Yes Cast, I noticed your version is already 1.2.1, which is why I contacted
Aljoscha to take a look here because he knows best about the expected
scalability of the sliding window implementation.
> Am 24.05.2017 um 16:49 schrieb Carst Tankink <ctank...@bol.com>:
>
> Hi,
>
> Thanks Aljoshcha!
> To complete my understanding: the problem here is that each element in the
> sliding window(s) basically triggers 240 get+put calls instead of just 1,
> right? I can see how that blows up :-)
> I have a good idea on how to proceed next, so I will be trying out writing
> the custom ProcessFunction next (week).
>
> Stefan, in our case we are already on Flink 1.2.1 which should have the
> patched version of RocksDB, right? Because that patch did solve an issue we
> had in a different Flink job (a Kafka Source -> HDFS/Bucketing Sink which was
> stalling quite often under Flink 1.2.0) but did not solve this case, which
> fits the “way too much RocksDB access” explanation better.
>
>
> Thanks again,
> Carst
>
> From: Aljoscha Krettek <aljos...@apache.org>
> Date: Wednesday, May 24, 2017 at 16:13
> To: Stefan Richter <s.rich...@data-artisans.com>
> Cc: Carst Tankink <ctank...@bol.com>, "user@flink.apache.org"
> <user@flink.apache.org>
> Subject: Re: large sliding window perf question
>
> Hi,
>
> I’m afraid you’re running into a general shortcoming of the current sliding
> windows implementation: every sliding window is treated as its own window
> that has window contents and trigger state/timers. For example, if you have a
> sliding window of size 4 hours with 1 minute slide this means each element is
> in 240 windows and you basically amplify writing to RocksDB by 240. This gets
> out of hand very quickly with larger differences between window side and
> slide interval.
>
> I’m also afraid there is no solution for this right now so the workaround
> Chen mentioned is the way to go right now.
>
> Best,
> Aljoscha
> On 24. May 2017, at 14:07, Stefan Richter <s.rich...@data-artisans.com
> <mailto:s.rich...@data-artisans.com>> wrote:
>
> Hi,
>
> both issues sound like the known problem with RocksDB merging state. Please
> take a look here
>
> https://issues.apache.org/jira/browse/FLINK-5756
> <https://issues.apache.org/jira/browse/FLINK-5756>
>
> and here
>
> https://github.com/facebook/rocksdb/issues/1988
> <https://github.com/facebook/rocksdb/issues/1988>
>
> Best,
> Stefan
>
>
> Am 24.05.2017 um 14:33 schrieb Carst Tankink <ctank...@bol.com
> <mailto:ctank...@bol.com>>:
>
> Hi,
>
> We are seeing a similar behaviour for large sliding windows. Let me put some
> details here and see if they match up enough with Chen’s:
>
> Technical specs:
> - Flink 1.2.1 on YARN
> - RocksDB backend, on HDFS. I’ve set the backend to
> PredefinedOptions.SPINNING_DISK_OPTIMIZED_HIGH_MEM since our Hadoop cluster
> runs on spinning disks but that doesn’t seem to help
>
> Pipeline:
> - Read from Kafka, extract ids
> - KeyBy id, count occurences of each id using a fold. The window
> size of this operator is 10 minutes with a slide of 1 minute
> - KeyBy id (again), compute mean, standard deviation using a fold.

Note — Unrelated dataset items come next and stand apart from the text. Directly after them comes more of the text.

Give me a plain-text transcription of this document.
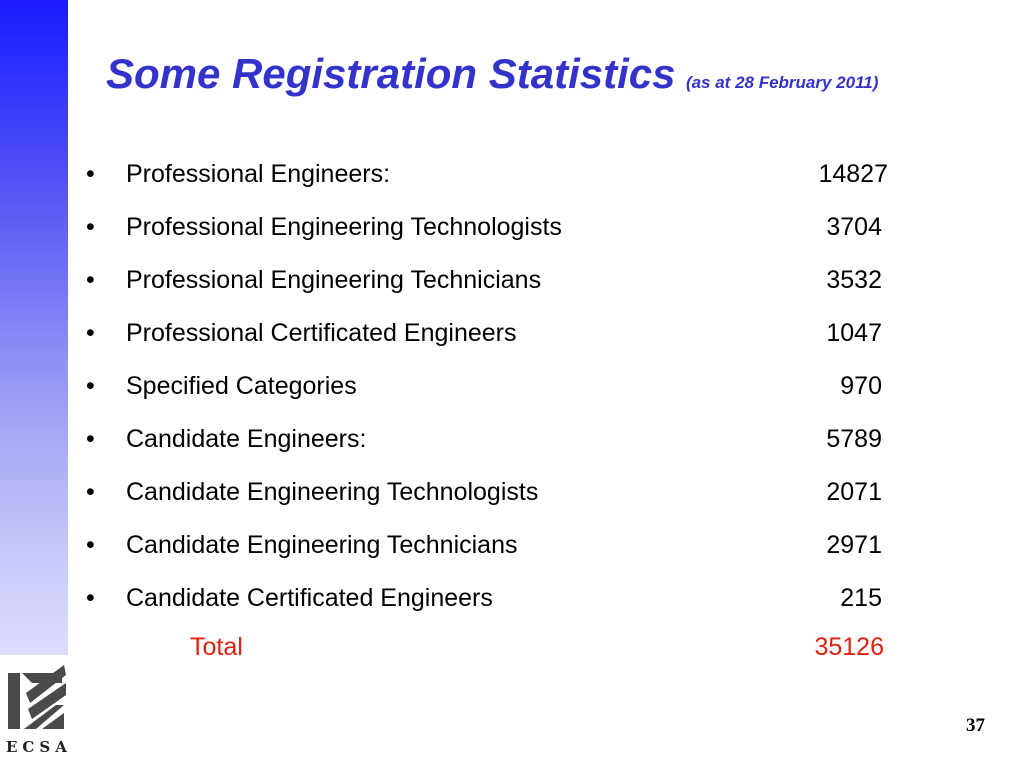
Some Registration Statistics (as at 28 February 2011)
• Professional Engineers:	14827
• Professional Engineering Technologists	3704
• Professional Engineering Technicians	3532
• Professional Certificated Engineers	1047
• Specified Categories	970
• Candidate Engineers:	5789
• Candidate Engineering Technologists	2071
• Candidate Engineering Technicians	2971
• Candidate Certificated Engineers	215
Total	35126
ECSA
37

> The window size of this operator is 4 hours with a slide of 1 minute.
> - Post-process data, sink.
>
> What I observe is:
> - With a heap-based backend, the job runs really quick (couple of
> minutes to process 7 days of Kafka data) but eventually goes OOM with a GC
> overhead exceeded error.
> - With the RocksDB backend, checkpoints get stuck most of the time,
> and the “count occurences” step gets a lot of back pressure from the next
> operator (on the large window)
> o In those cases the checkpoint does succeed, the state for the large
> window is around 500-700MB, others states are within the KBs.

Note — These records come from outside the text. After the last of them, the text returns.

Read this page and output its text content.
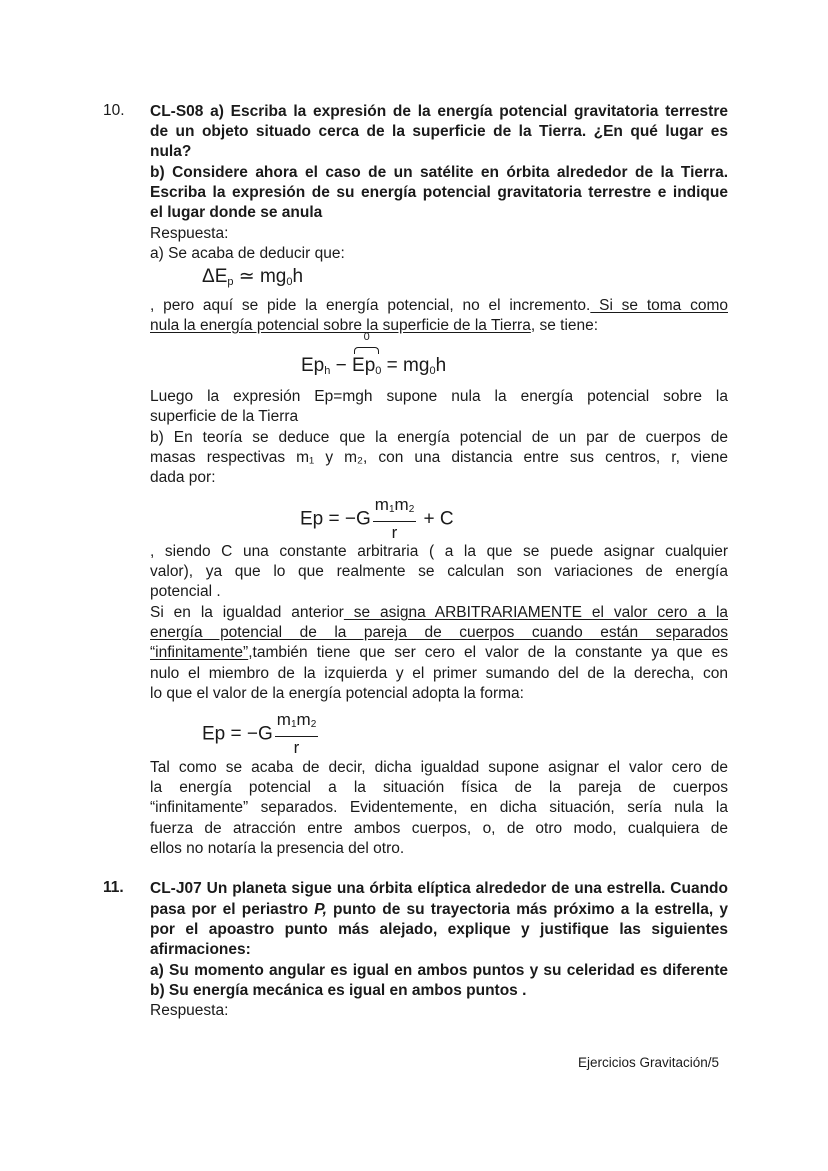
10. CL-S08 a) Escriba la expresión de la energía potencial gravitatoria terrestre
de un objeto situado cerca de la superficie de la Tierra. ¿En qué lugar es
nula?
b) Considere ahora el caso de un satélite en órbita alrededor de la Tierra.
Escriba la expresión de su energía potencial gravitatoria terrestre e indique
el lugar donde se anula
Respuesta:
a) Se acaba de deducir que:
$\Delta E_p$ ≃ $mg_0h$
, pero aquí se pide la energía potencial, no el incremento. Si se toma como
nula la energía potencial sobre la superficie de la Tierra, se tiene:
$Ep_h$ −
0
$Ep_0 = mg_0h$
Luego la expresión Ep=mgh supone nula la energía potencial sobre la
superficie de la Tierra
b) En teoría se deduce que la energía potencial de un par de cuerpos de
masas respectivas m₁ y m₂, con una distancia entre sus centros, r, viene
dada por:
$Ep = -G \frac{m_1m_2}{r} + C$
, siendo C una constante arbitraria ( a la que se puede asignar cualquier
valor), ya que lo que realmente se calculan son variaciones de energía
potencial .
Si en la igualdad anterior se asigna ARBITRARIAMENTE el valor cero a la
energía potencial de la pareja de cuerpos cuando están separados
“infinitamente”,también tiene que ser cero el valor de la constante ya que es
nulo el miembro de la izquierda y el primer sumando del de la derecha, con
lo que el valor de la energía potencial adopta la forma:
$Ep = -G \frac{m_1m_2}{r}$
Tal como se acaba de decir, dicha igualdad supone asignar el valor cero de
la energía potencial a la situación física de la pareja de cuerpos
“infinitamente” separados. Evidentemente, en dicha situación, sería nula la
fuerza de atracción entre ambos cuerpos, o, de otro modo, cualquiera de
ellos no notaría la presencia del otro.
11. CL-J07 Un planeta sigue una órbita elíptica alrededor de una estrella. Cuando
pasa por el periastro P, punto de su trayectoria más próximo a la estrella, y
por el apoastro punto más alejado, explique y justifique las siguientes
afirmaciones:
a) Su momento angular es igual en ambos puntos y su celeridad es diferente
b) Su energía mecánica es igual en ambos puntos .
Respuesta:
Ejercicios Gravitación/5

> o Also in those cases, all time seems to be spent in the ‘alignment’ phase
> for a single subtask of the count operator, with the other operators aligning
> within milliseconds. The checkpoint duration itself is no more than 2seconds
> even for the larger states.
>
>
> At this point, I’m a bit at a loss to figure out what’s going on. My best
> guess is it has to do with the state access to the RocksDBFoldingState, but
> why this so slow is beyond me.
>
> Hope this info helps in figuring out what is going on, and hopefully it is
> actually related to Chen’s case :)
>
>
> Thanks,
> Carst
>
> From: Stefan Richter <s.rich...@data-artisans.com
> <mailto:s.rich...@data-artisans.com>>
> Date: Tuesday, May 23, 2017 at 21:35
> To: "user@flink.apache.org <mailto:user@flink.apache.org>"

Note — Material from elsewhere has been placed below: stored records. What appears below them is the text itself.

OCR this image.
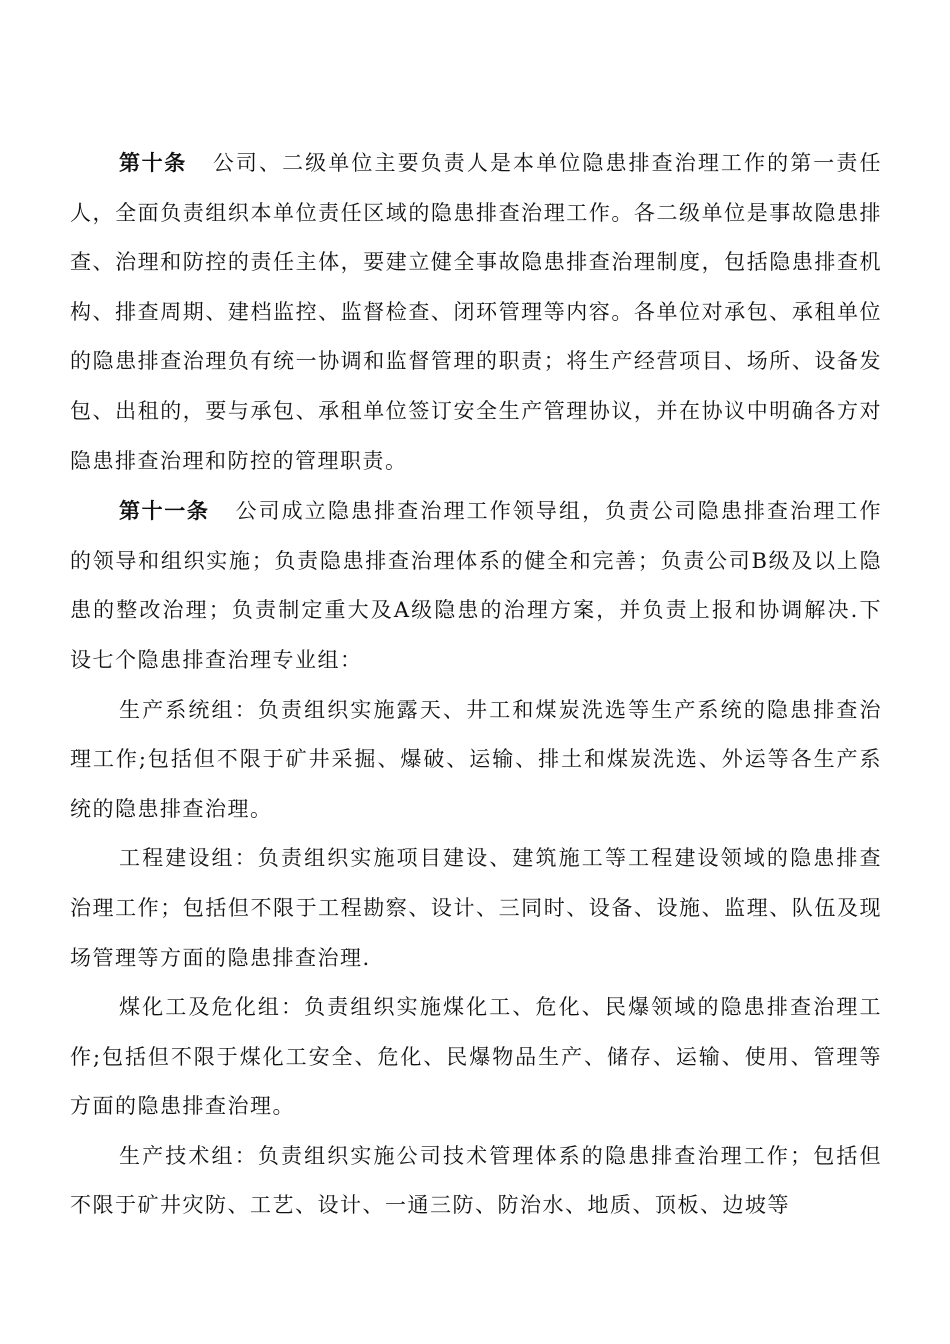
第十条 公司、二级单位主要负责人是本单位隐患排查治理工作的第一责任人，全面负责组织本单位责任区域的隐患排查治理工作。各二级单位是事故隐患排查、治理和防控的责任主体，要建立健全事故隐患排查治理制度，包括隐患排查机构、排查周期、建档监控、监督检查、闭环管理等内容。各单位对承包、承租单位的隐患排查治理负有统一协调和监督管理的职责；将生产经营项目、场所、设备发包、出租的，要与承包、承租单位签订安全生产管理协议，并在协议中明确各方对隐患排查治理和防控的管理职责。

第十一条 公司成立隐患排查治理工作领导组，负责公司隐患排查治理工作的领导和组织实施；负责隐患排查治理体系的健全和完善；负责公司B级及以上隐患的整改治理；负责制定重大及A级隐患的治理方案，并负责上报和协调解决.下设七个隐患排查治理专业组：

生产系统组：负责组织实施露天、井工和煤炭洗选等生产系统的隐患排查治理工作;包括但不限于矿井采掘、爆破、运输、排土和煤炭洗选、外运等各生产系统的隐患排查治理。

工程建设组：负责组织实施项目建设、建筑施工等工程建设领域的隐患排查治理工作；包括但不限于工程勘察、设计、三同时、设备、设施、监理、队伍及现场管理等方面的隐患排查治理.

煤化工及危化组：负责组织实施煤化工、危化、民爆领域的隐患排查治理工作;包括但不限于煤化工安全、危化、民爆物品生产、储存、运输、使用、管理等方面的隐患排查治理。

生产技术组：负责组织实施公司技术管理体系的隐患排查治理工作；包括但不限于矿井灾防、工艺、设计、一通三防、防治水、地质、顶板、边坡等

> <user@flink.apache.org <mailto:user@flink.apache.org>>
> Subject: Re: large sliding window perf question
>
> Hi,
>
> Which state backend and Flink version are you using? There was a problem with
> large merging states on RocksDB, caused by some inefficiencies in the merge
> operator of RocksDB. We provide a custom patch for this with all newer
> versions of Flink.
>
> Best,
> Stefan
>
> Am 23.05.2017 um 21:24 schrieb Chen Qin <qinnc...@gmail.com
> <mailto:qinnc...@gmail.com>>:
>
> Hi there,
>
> I have seen some weird perf issue while running event time based job with
> large sliding window (24 hours offset every 10s)
>
> pipeline looks simple,
> tail kafka topic and assign timestamp and watermark, forward to large sliding
> window (30days) and fire every 10 seconds and print out.
>
> what I have seen first hand was checkpointing stuck, took longer than timeout
> despite traffic volume is low ~300 TPS. Looking deeper, it seems back
> pressure kick in and window operator consumes message really slowly and
> throttle sources.
>
> I also tried to limit window time to mins and all issues are gone.
>
> Any suggestion on this. My work around is I implemented processFunction and
> keep big value state, periodically evaluate and emit downstream (emulate what
> sliding window does)
>
> Thanks,
> Chen
>
>
>
>
>
>
>